A court request to block the law
As I mentioned in an earlier blog, the North American Meat Institute (NAMI) filed numerous affidavits to tell a California court the enormous impact California’s Proposition 12 will have on the farmer, consumer, and citizens of California. One declaration is submitted by Dr. Keith E. Belk. He is head of Department of Animal Sciences at Colorado State University. In his early career Dr. Belk was a buyer of fresh meat for Safeway. His resume should resonate well with the Los Angeles judge who will hear NAMI’s request to stop California on November 18, 2019.
California voters and officials believe their housing methods will help the wellbeing of the animal and make more-safe the meat it produces. But Dr. Belk destroys California’s case.
“Sow and veal housing systems mostly have been evaluated in the scientific literature for their impact on welfare parameters,” he states. “There does not exist a body of scientific research identifying a causal link between sow and veal housing system and food safety. The scientific evidence may, in fact, support improved food safety using existing conventional production systems.”
Dr. Belk cites The European Food Safety Authority (EFSA) which looks at the food safety aspects of different sow and veal systems. EFSA has stated “The data presently available do not allow a quantitative microbial food safety risk assessment or a food safety ranking of pig farming systems each of which has different implications for animal welfare.” As Dr. Belk succinctly states “…no credible scientific evidence supports an assertion that changing current confinement standards for veal calves or breeding pigs [sows] to comply with Proposition 12 would diminish the risk of foodborne illness from whole veal or pork meat or otherwise improve food safety.”
Another declaration filed in the U.S. District Court in California is by Brian Friesen. His declaration supports NAMI’s Motion for an Injunction to stop California’s Proposition 12. He claims his farms are one of the largest veal and lamb processors in the U.S. He sells approximately $20 million of veal into the California market annually. His declaration claims his farms have spent over $4 million in converting veal barns to comply with group housing recommendations. Friesen states his contract farmers are Amish and Mennonite. These farmers house their veal calves in a way that permits them to lie down, stand up, fully extend their limbs, and turn around freely. This is all done in a space of 18-20 square feet, not 43.

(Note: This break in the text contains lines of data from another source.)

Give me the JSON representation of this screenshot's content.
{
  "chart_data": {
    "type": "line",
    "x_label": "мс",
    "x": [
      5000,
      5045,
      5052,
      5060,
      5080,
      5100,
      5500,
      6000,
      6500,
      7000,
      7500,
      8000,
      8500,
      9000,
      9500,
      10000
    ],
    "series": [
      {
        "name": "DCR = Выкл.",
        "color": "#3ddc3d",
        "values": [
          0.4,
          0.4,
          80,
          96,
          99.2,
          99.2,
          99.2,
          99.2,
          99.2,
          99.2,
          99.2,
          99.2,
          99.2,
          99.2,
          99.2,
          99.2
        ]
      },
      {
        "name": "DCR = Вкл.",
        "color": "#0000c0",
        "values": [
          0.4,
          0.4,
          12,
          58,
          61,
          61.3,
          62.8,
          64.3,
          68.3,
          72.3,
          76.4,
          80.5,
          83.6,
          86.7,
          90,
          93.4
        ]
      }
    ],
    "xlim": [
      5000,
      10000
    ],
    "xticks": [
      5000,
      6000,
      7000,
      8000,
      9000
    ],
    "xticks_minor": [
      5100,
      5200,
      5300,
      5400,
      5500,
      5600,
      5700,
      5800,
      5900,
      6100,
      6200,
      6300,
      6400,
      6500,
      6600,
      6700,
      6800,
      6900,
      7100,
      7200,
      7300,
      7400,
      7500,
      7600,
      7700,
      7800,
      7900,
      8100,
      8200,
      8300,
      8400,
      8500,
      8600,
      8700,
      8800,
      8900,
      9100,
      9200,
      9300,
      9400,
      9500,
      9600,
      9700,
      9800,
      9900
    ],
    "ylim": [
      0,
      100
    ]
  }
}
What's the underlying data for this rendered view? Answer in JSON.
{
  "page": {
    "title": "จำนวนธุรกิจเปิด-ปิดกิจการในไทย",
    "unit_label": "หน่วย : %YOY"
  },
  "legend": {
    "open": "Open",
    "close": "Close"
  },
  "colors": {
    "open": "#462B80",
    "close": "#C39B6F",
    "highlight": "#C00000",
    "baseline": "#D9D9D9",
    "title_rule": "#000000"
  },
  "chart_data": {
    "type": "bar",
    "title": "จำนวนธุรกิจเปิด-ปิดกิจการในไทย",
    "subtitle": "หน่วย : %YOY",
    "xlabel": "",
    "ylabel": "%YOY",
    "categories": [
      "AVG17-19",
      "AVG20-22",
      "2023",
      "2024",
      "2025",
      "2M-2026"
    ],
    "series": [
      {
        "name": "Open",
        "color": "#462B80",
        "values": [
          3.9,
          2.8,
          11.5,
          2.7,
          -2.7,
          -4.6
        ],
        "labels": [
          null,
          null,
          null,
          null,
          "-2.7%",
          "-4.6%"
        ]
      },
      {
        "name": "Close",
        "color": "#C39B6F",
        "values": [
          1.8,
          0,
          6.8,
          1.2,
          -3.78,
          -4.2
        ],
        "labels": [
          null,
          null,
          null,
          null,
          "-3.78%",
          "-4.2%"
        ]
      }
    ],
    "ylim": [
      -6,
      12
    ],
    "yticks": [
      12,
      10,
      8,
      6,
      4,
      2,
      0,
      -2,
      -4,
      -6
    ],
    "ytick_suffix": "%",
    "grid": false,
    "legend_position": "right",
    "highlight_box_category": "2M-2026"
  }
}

“As of January 1, 2020, Marcho [his] Farms will be forced to either abandon the California market or comply with Proposition 12 by substantially reducing its calf production in the near term and converting and constructing barns in the longer term,” he says.
He goes on to state the impact on his farms: “Marcho Farms would be forced to lay off a portion of its workforce to account for the decreased volume of product through its plant. And it would suffer reputational harm and loss of customer good will in California.”
The opinions of the author are not necessarily those of Farm Futures or Farm Progress.